Sanofi walks back pledge to grant US first access to coronavirus vaccine

French pharmaceutical group Sanofi walked back its pledge to grant the US first access to its COVID-19 vaccine once it is ready — hours after that decision stirred anger from the French government.

“I am going to be extremely clear: there will be no particular advance for any country,” Serge Weinberg, chairman of the Sanofi board, told France 2 TV.

Sanofi initially said it would reserve first shipments of its vaccine for the United States — which has already funded $30 million in research for the company through its Biomedical Advanced Research and Development Authority.

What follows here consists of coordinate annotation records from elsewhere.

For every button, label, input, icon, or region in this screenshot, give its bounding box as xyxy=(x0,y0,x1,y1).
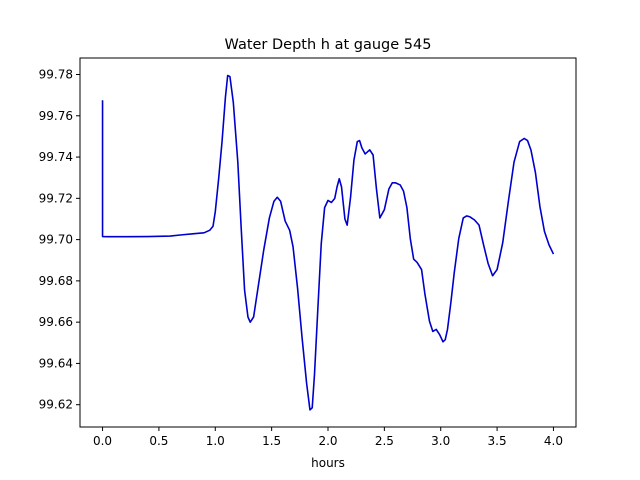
x-tick-label: 2.0 xyxy=(318,434,337,448)
x-axis-label: hours xyxy=(311,456,345,470)
y-tick-label: 99.68 xyxy=(39,274,73,288)
x-tick-label: 3.0 xyxy=(431,434,450,448)
y-tick-label: 99.70 xyxy=(39,233,73,247)
y-tick-label: 99.76 xyxy=(39,109,73,123)
y-tick-label: 99.64 xyxy=(39,356,73,370)
x-tick-label: 4.0 xyxy=(544,434,563,448)
y-axis: 99.62 99.64 99.66 99.68 99.70 99.72 99.74 99.76… xyxy=(39,68,80,412)
x-axis: 0.0 0.5 1.0 1.5 2.0 2.5 3.0 3.5 4.0 xyxy=(93,427,563,448)
x-tick-label: 1.0 xyxy=(206,434,225,448)
y-tick-label: 99.72 xyxy=(39,191,73,205)
x-tick-label: 1.5 xyxy=(262,434,281,448)
x-tick-label: 2.5 xyxy=(375,434,394,448)
y-tick-label: 99.62 xyxy=(39,398,73,412)
x-tick-label: 3.5 xyxy=(488,434,507,448)
y-tick-label: 99.66 xyxy=(39,315,73,329)
y-tick-label: 99.74 xyxy=(39,150,73,164)
x-tick-label: 0.5 xyxy=(149,434,168,448)
x-tick-label: 0.0 xyxy=(93,434,112,448)
plot-area xyxy=(101,74,555,411)
series-line-water-depth xyxy=(101,74,555,411)
chart-title: Water Depth h at gauge 545 xyxy=(225,37,432,53)
y-tick-label: 99.78 xyxy=(39,68,73,82)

“The US government has the right to the largest pre-order because it’s invested in taking the risk,” Sanofi CEO Paul Hudson told Bloomberg News Thursday. “It’s how it will be because they’ve invested to try and protect their population, to restart their economy.”

The French government was quick to rebuke those comments, with President Emmanuel Macron saying that any vaccine should be considered “a global public good, which is not submitted to market forces.”

“Equal access for all to the vaccine is not negotiable,” French Prime Minister Edouard Philippe tweeted Thursday.

He later wrote that he spoke with Serge Weinberg, chairman of the Sanofi board, who gave him “all the necessary assurances” that the vaccine would be distributed in France.

A follow-up meeting will be held at Macron’s office next week with Sanofi officials.

Sanofi France president Olivier Bogillot told radio network France Info that the US is expediting its regulatory requirements for the development of a vaccine.

“Europe needs to do the same thing,” he said.

European Commission health spokesman Stefan De Keersmaecker emphasized that the EU’s executive arm is “fully engaged to… advance research on promising vaccines.”

He echoed Macron’s calls for a COVID-19 vaccine to be a “global public good.”

“And its access should be equitable and universal,” he added.